Feig amps up the irreverence, dialing up the foolishness to truly unserious levels. The narrative takes ever wilder turns, the glamour verges on gaudy and Emily’s hats really couldn’t get any bigger or floppier (the ace costuming is by Renee Ehrlich Kalfus). Reuniting with cinematographer John Schwartzman, Feig builds the film on its silliest moments. Unlike A Simple Favor, Another Simple Favor sets out to be unmistakable camp. When Emily walks into Stephanie’s book talk dressed in a gray two piece, recalling a jailbird costume, wrapped in silver chains and wearing earrings that look like deconstructed handcuffs, the film signals that it’s in on the joke. It’s as if Feig is saying “we’re not taking this too seriously, and neither should you.”

That framing is initially easy to accept, especially when Stephanie arrives in Capri and meets the rest of the guests. There’s a sweetness to her reunion with Emily’s son Nicky (Ian Ho), sporting a head of fiery red tips and black painted nails, who expresses how much he misses Miles. Stephanie’s encounters with Sean (Henry Golding) — Emily’s ex-husband and Stephanie’s own former beau — are more tart. He accurately describes himself as a malcontent and, after a failed attempt to sleep with Stephanie, spends the early days of the festivities spewing mean, drunken screeds. Golding gets to loosen up in this role, playing an unlikeable character with no filter.

Other invited guests include the head of the rival mob family (Lorenzo de Moor), Dante’s mother Portia (Elena Sofia Ricci), Emily’s mother (Elizabeth Perkins) and her aunt (Allison Janney). These side characters each get their moment and the actors make the most of their screen time. Perkins and Janney, especially, add memorable touches to this chaotic family reunion. (Credit must also go to Anita Pititto, who plays a scene-stealing hotel maid.)

These secondary characters and their side quests become so entertaining that they mask the narrative thinness of Another Simple Favor. Because the film starts off at a 10, it really has nowhere to go. Plot points are added, some are discarded and others are returned to as a matter of convenience. It doesn’t help that the screenplay relies on so much expository dialogue, giving some scenes a mechanical quality, and that the third act takes a truly perplexing, strangely desperate turn.

The death of a guest jolts the wedding party and reawakens Stephanie’s dormant private detective career. She starts observing her surroundings and the other partygoers more keenly. Meanwhile, she’s trying to figure out her relationship with Emily, whose invitation felt both genuine and threatening.

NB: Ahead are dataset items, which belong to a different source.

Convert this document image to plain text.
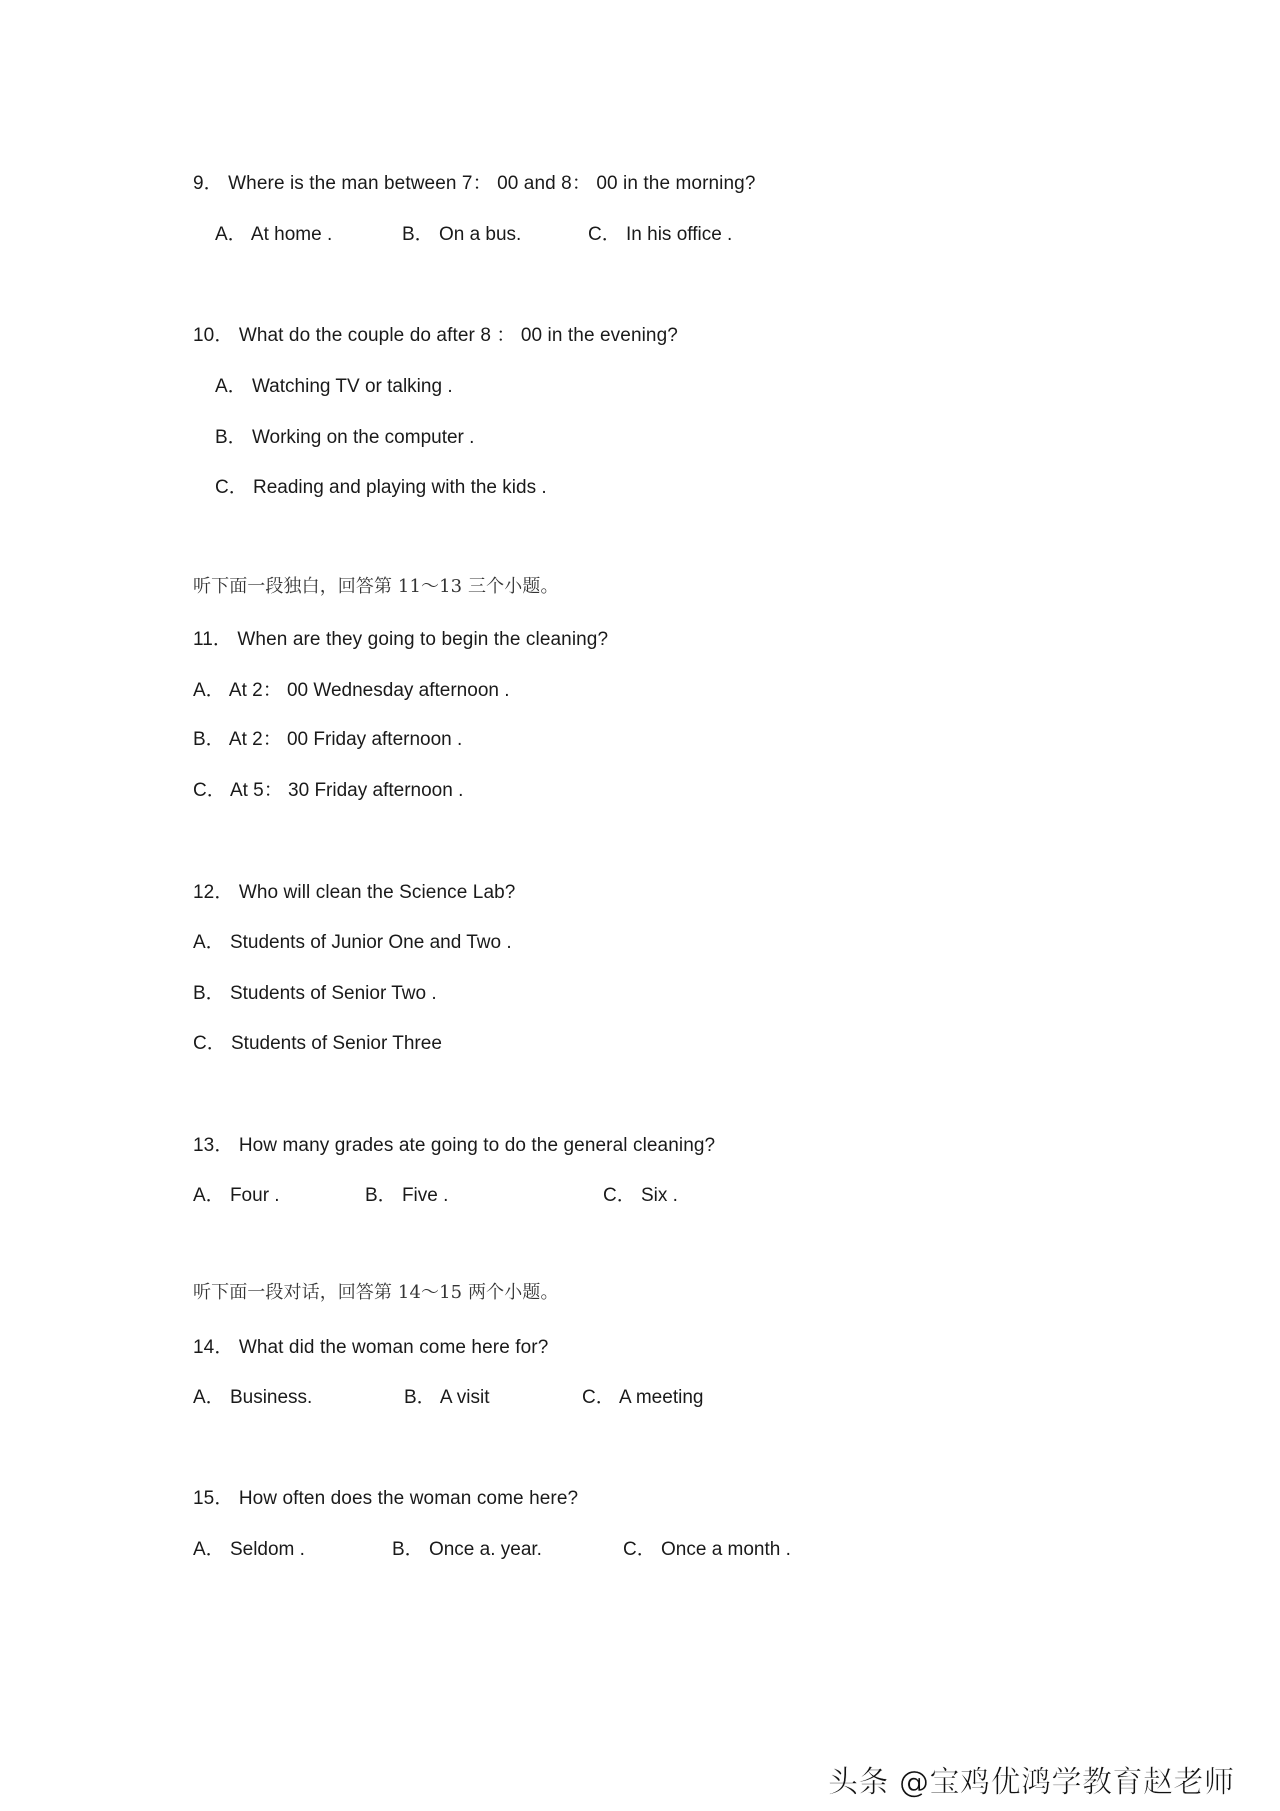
9． Where is the man between 7： 00 and 8： 00 in the morning?
A． At home .	B． On a bus.	C． In his office .
10． What do the couple do after 8 ： 00 in the evening?
A． Watching TV or talking .
B． Working on the computer .
C． Reading and playing with the kids .
听下面一段独白，回答第 11～13 三个小题。
11． When are they going to begin the cleaning?
A． At 2： 00 Wednesday afternoon .
B． At 2： 00 Friday afternoon .
C． At 5： 30 Friday afternoon .
12． Who will clean the Science Lab?
A． Students of Junior One and Two .
B． Students of Senior Two .
C． Students of Senior Three
13． How many grades ate going to do the general cleaning?
A． Four .	B． Five .	C． Six .
听下面一段对话，回答第 14～15 两个小题。
14． What did the woman come here for?
A． Business.	B． A visit	C． A meeting
15． How often does the woman come here?
A． Seldom .	B． Once a. year.	C． Once a month .
头条 @宝鸡优鸿学教育赵老师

The friendship between these two is still the strongest part of the Simple Favor universe, and it’s really thanks to them that Another Simple Favor is watchable. Lively and Kendrick return to their roles with the confidence and curiosity of veterans. Kendrick’s comedic timing has never been sharper, and it’s obvious that Lively is having a blast. It’s a shame, then, that these characters and their friendship aren’t more deeply developed. In overemphasizing antics to justify its existence, Another Simple Favor nearly forgets the connection between the two women that started it all.